The graphic offers an illustrated, bite-sized history of the evolution of the bra, from its earliest corset functionality to its binding of waists and pushing up of boobies to its splintering off from the corset into its own entity to the bombshell sweater phase in the idyllic '50s to its burn, baby, burn status in the more modern feminist era.
Whew. The bra has had quite a life, hasn't it?
Love your bra or hate it, you cannot deny that it serves many purposes, both functional (to defy gravity) and fashionable (to create a smooth line under your curve-hugging t-shirt). The bra has made and change history and will continue to do so as time marches on. Here, a few of my favorite facts from this awesome visual history class — head on over to HuffPo to see the rest.
1. Corset Origins
In the 16th century, the corset was aristocratic, binding waists and pushing boobies up and out for centuries. In 1869, the French cut the corset in half and the bodice seceded from the bottom.
2. Banded Together
During the Roman Empire, young girls wore "fascia," or breast bands, to keep the girls perky as possible. That's a far cry from ancient Egyptians, who went bra-less under looser tunics.
3. Wire And Silk
The first modern bra, made of wire and silk, surfaced in 1866 in Britain.
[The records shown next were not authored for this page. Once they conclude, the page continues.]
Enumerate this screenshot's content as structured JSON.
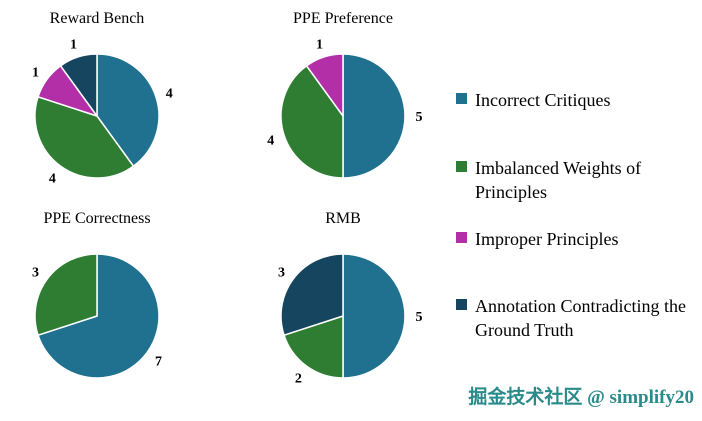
{
  "chart_data": [
    {
      "type": "pie",
      "title": "Reward Bench",
      "labels": [
        "Incorrect Critiques",
        "Imbalanced Weights of Principles",
        "Improper Principles",
        "Annotation Contradicting the Ground Truth"
      ],
      "values": [
        4,
        4,
        1,
        1
      ],
      "colors": [
        "#20708F",
        "#2E7D32",
        "#B32FA8",
        "#16455F"
      ],
      "start_angle_deg": 0,
      "direction": "clockwise",
      "value_labels": "outside"
    },
    {
      "type": "pie",
      "title": "PPE Preference",
      "labels": [
        "Incorrect Critiques",
        "Imbalanced Weights of Principles",
        "Improper Principles"
      ],
      "values": [
        5,
        4,
        1
      ],
      "colors": [
        "#20708F",
        "#2E7D32",
        "#B32FA8"
      ],
      "start_angle_deg": 0,
      "direction": "clockwise",
      "value_labels": "outside"
    },
    {
      "type": "pie",
      "title": "PPE Correctness",
      "labels": [
        "Incorrect Critiques",
        "Imbalanced Weights of Principles"
      ],
      "values": [
        7,
        3
      ],
      "colors": [
        "#20708F",
        "#2E7D32"
      ],
      "start_angle_deg": 0,
      "direction": "clockwise",
      "value_labels": "outside"
    },
    {
      "type": "pie",
      "title": "RMB",
      "labels": [
        "Incorrect Critiques",
        "Imbalanced Weights of Principles",
        "Annotation Contradicting the Ground Truth"
      ],
      "values": [
        5,
        2,
        3
      ],
      "colors": [
        "#20708F",
        "#2E7D32",
        "#16455F"
      ],
      "start_angle_deg": 0,
      "direction": "clockwise",
      "value_labels": "outside"
    }
  ],
  "legend": {
    "position": "right",
    "items": [
      {
        "label": "Incorrect Critiques",
        "color": "#20708F"
      },
      {
        "label": "Imbalanced Weights of Principles",
        "color": "#2E7D32"
      },
      {
        "label": "Improper Principles",
        "color": "#B32FA8"
      },
      {
        "label": "Annotation Contradicting the Ground Truth",
        "color": "#16455F"
      }
    ]
  },
  "watermark": {
    "text": "掘金技术社区 @ simplify20",
    "color": "#2B8A8A"
  }
}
Some things never change.
4. Do It For Our Country
During WWI, the corset was replaced by the bra due to things like metal shortages, women entering the workplace, and ladies generally being more fashionable.
5. Flattened Flappers
In The Jazz Age, aka the 1920s, bandeaus were designed to flatten boobs for flappers, since a more boyish shape was in vogue. Cups sizes were eventually assigned to bras in 1932.
6. From Bombshells to Blazes
After the bombshell "Sweater Girl" age of the 1950s, bra burning happened for the first time. It took place on an Atlantic City, NJ boardwalk in 1968.
7. Manssieres + Millions
In recent years, the bra has made an impact on pop culture, with the manssiere and the jewel-encrusted bras with million dollar price tags, courtesy of Victoria's Secret. Dude bras and bling bras — what will they think of next?